Let \(s_1 \sim \mathcal{\chi}^2_{K_1}\) and \(s_2 \sim \mathcal{\chi}^2_{K_2}\), independently of one another. Then the distribution of \[ \phi := \frac{s_1 / K_1}{s_2 / K_2} \]
is called an ``F distribution with \(K_1\) and \(K_2\) degrees of freedom.’’ We write \(\phi \sim \mathrm{FDist}_{K_1,K_2}\). As long as \(K_2 > 2\), \(\mathbb{E}\left[\phi\right] = \frac{K_2}{K_2 - 2}\).
Total regression as a special case
What do we get when we apply the F-test to \({\boldsymbol{\beta}^{*}}= \boldsymbol{0}\)? The statistic is
\[ \begin{aligned} \zeta :={}& \sigma^{-2} \hat{\boldsymbol{\beta}}^\intercal\boldsymbol{X}^\intercal\boldsymbol{X}\hat{\boldsymbol{\beta}}\\ \phi :={}& \frac{\frac{1}{P}\hat{\boldsymbol{\beta}}^\intercal\boldsymbol{X}^\intercal\boldsymbol{X}\hat{\boldsymbol{\beta}}}{\hat{\sigma}^2} \sim \mathrm{FDist}_{P,N-P}. \end{aligned} \]
(Note that this would commonly be done after centering, so that by the FWL theorem we are not trying to evaluate whether a constant should be included. See, for example, the output of the lm function in R.)
This can be re-written in terms of some interpretable quantities. Let’s define
\[ \begin{aligned} TSS :={}& \boldsymbol{Y}^\intercal\boldsymbol{Y}= \sum_{n=1}^Ny_n^2 & \textrm{"total sum of squares"}\\ ESS :={}& \hat{\boldsymbol{Y}}^\intercal\hat{\boldsymbol{Y}}= \sum_{n=1}^N\hat{y}_n^2 & \textrm{"explained sum of squares"}\\ RSS :={}& \hat{\boldsymbol{\varepsilon}}^\intercal\hat{\boldsymbol{\varepsilon}}= \sum_{n=1}^N\hat{\varepsilon}_n^2 & \textrm{"residual sum of squares"}. \end{aligned} \]
Recall that a commonly used measure of “fit” is
\[ R^2 = 1 - \frac{RSS}{TSS} = \frac{ESS}{TSS}. \]
We might look at all our regressors and choose the set that gives the highest \(R^2\). But this does not make sense, since it would always choose to include every linearly independent regressor.

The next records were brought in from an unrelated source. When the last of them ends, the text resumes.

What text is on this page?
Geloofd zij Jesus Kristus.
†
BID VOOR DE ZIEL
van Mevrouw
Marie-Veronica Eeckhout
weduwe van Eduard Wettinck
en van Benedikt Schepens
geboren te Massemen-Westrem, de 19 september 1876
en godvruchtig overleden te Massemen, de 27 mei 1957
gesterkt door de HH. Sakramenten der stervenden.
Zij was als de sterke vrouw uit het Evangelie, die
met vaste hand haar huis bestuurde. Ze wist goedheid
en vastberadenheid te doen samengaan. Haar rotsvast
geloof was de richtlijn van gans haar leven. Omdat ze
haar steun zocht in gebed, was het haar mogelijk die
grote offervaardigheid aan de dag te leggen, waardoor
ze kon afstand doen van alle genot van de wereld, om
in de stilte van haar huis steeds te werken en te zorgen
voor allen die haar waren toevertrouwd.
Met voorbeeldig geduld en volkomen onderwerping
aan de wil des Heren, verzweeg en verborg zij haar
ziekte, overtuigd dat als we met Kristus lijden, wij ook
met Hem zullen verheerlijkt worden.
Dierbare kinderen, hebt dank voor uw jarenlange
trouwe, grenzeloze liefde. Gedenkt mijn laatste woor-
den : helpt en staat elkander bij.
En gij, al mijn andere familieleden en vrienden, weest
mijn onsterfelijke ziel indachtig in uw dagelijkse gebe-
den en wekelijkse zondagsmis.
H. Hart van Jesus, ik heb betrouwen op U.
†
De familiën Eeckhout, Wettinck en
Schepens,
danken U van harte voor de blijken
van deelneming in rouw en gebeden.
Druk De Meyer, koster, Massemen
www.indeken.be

Our F test statistic behaves better, though. Note that if we are testing the null that \(\boldsymbol{\beta}= \boldsymbol{0}\), then we can write the test statistic in terms of \(R^2\) and \(P / N\):
\[ \phi = \frac{N-P}{P} \frac{\hat{\boldsymbol{Y}}^\intercal\hat{\boldsymbol{Y}}}{\hat{\boldsymbol{\varepsilon}}^\intercal\hat{\boldsymbol{\varepsilon}}} = \frac{N-P}{P} \frac{ESS}{RSS} = \frac{1 - P / N}{P / N} \frac{R^2}{1 - R^2} = \frac{\frac{1}{P/N} - 1} {\frac{1}{R^2} - 1}. \]
As \(P\), the number of included regressors, goes from \(0\) to \(N\), both \(P/N\) and \(R^2\) increase monotonically from \(0\) to \(1\). Therefore both \(\frac{1}{P/N} - 1\) and \(\frac{1}{R^2} - 1\) decrease monotonically from \(\infty\) to \(0\). In particular,
- Increasing \(P\) increases \(P/N\), decreases \(\frac{1}{P/N} - 1\), and decreases \(\phi\), and
- Increasing \(P\) increases \(R^2\), decreases \(\frac{1}{R^2} - 1\), and increases \(\phi\).

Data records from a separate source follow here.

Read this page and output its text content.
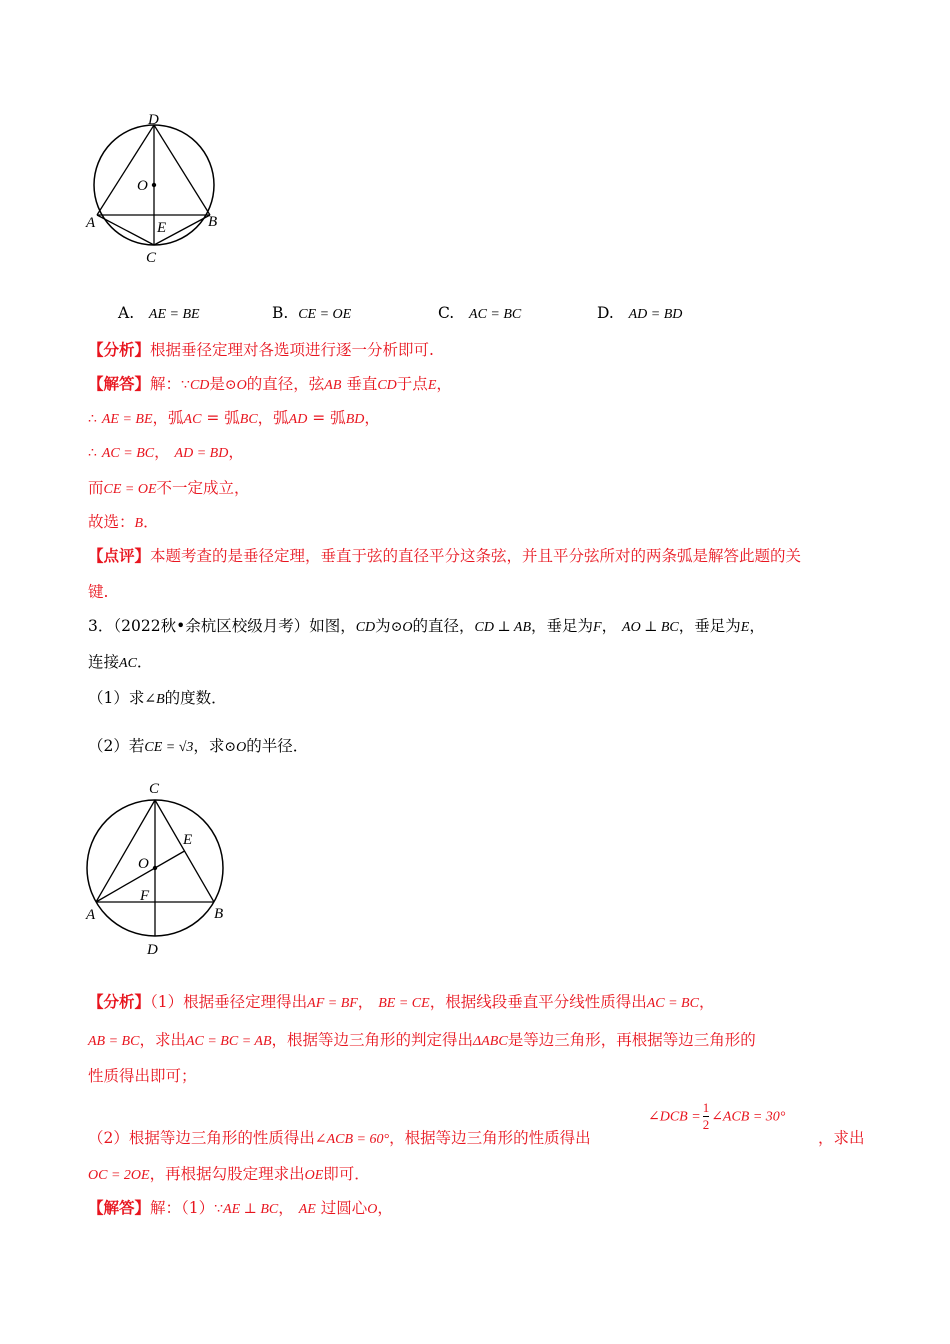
D
O
A	E	B
C
A. AE = BE	B. CE = OE	C. AC = BC	D. AD = BD
【分析】根据垂径定理对各选项进行逐一分析即可.
【解答】解：∵CD是⊙O的直径，弦AB 垂直CD于点E，
∴ AE = BE，弧AC = 弧BC，弧AD = 弧BD，
∴ AC = BC， AD = BD，
而CE = OE不一定成立，
故选：B．
【点评】本题考查的是垂径定理，垂直于弦的直径平分这条弦，并且平分弦所对的两条弧是解答此题的关
键.
3．（2022秋•余杭区校级月考）如图，CD为⊙O的直径，CD ⊥ AB，垂足为F， AO ⊥ BC，垂足为E，
连接AC．
（1）求∠B的度数．
（2）若CE = √3，求⊙O的半径．
C
E
O
F
A	B
D
【分析】（1）根据垂径定理得出AF = BF， BE = CE，根据线段垂直平分线性质得出AC = BC，
AB = BC，求出AC = BC = AB，根据等边三角形的判定得出ΔABC是等边三角形，再根据等边三角形的
性质得出即可；
（2）根据等边三角形的性质得出∠ACB = 60°，根据等边三角形的性质得出
∠DCB = $\frac{1}{2}$ ∠ACB = 30°
，求出
OC = 2OE，再根据勾股定理求出OE即可．
【解答】解：（1）∵AE ⊥ BC， AE 过圆心O，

But they may do so at different rates! Adding a regressor increases \(P/N\) by \(1/N\), but it may increase \(R^2\) by more than that (if it is a very highly explanatory regressor) or less than that (if it is not very good at explaining the residuals from the previous fit). In other words, adding a “good” regressor will increase the F-test statistic and adding a “bad” regressor will decrease the F-test statistic.
Forward stepwise regression
One might be tempted to perform the following procedure:
- Start with no regressors
- One at a time, add the regressor that increases the F-statistic the most
- Stop when the F-test does not increase with the next regressor
Although sensible, this no longer has any coverage guarantees, since the set of variables is not independent of the actual F-statistics themselves. So in order to choose where to stop, we need a different criterion: an estimate of the predictive error, which we will talk about in our machine learning unit.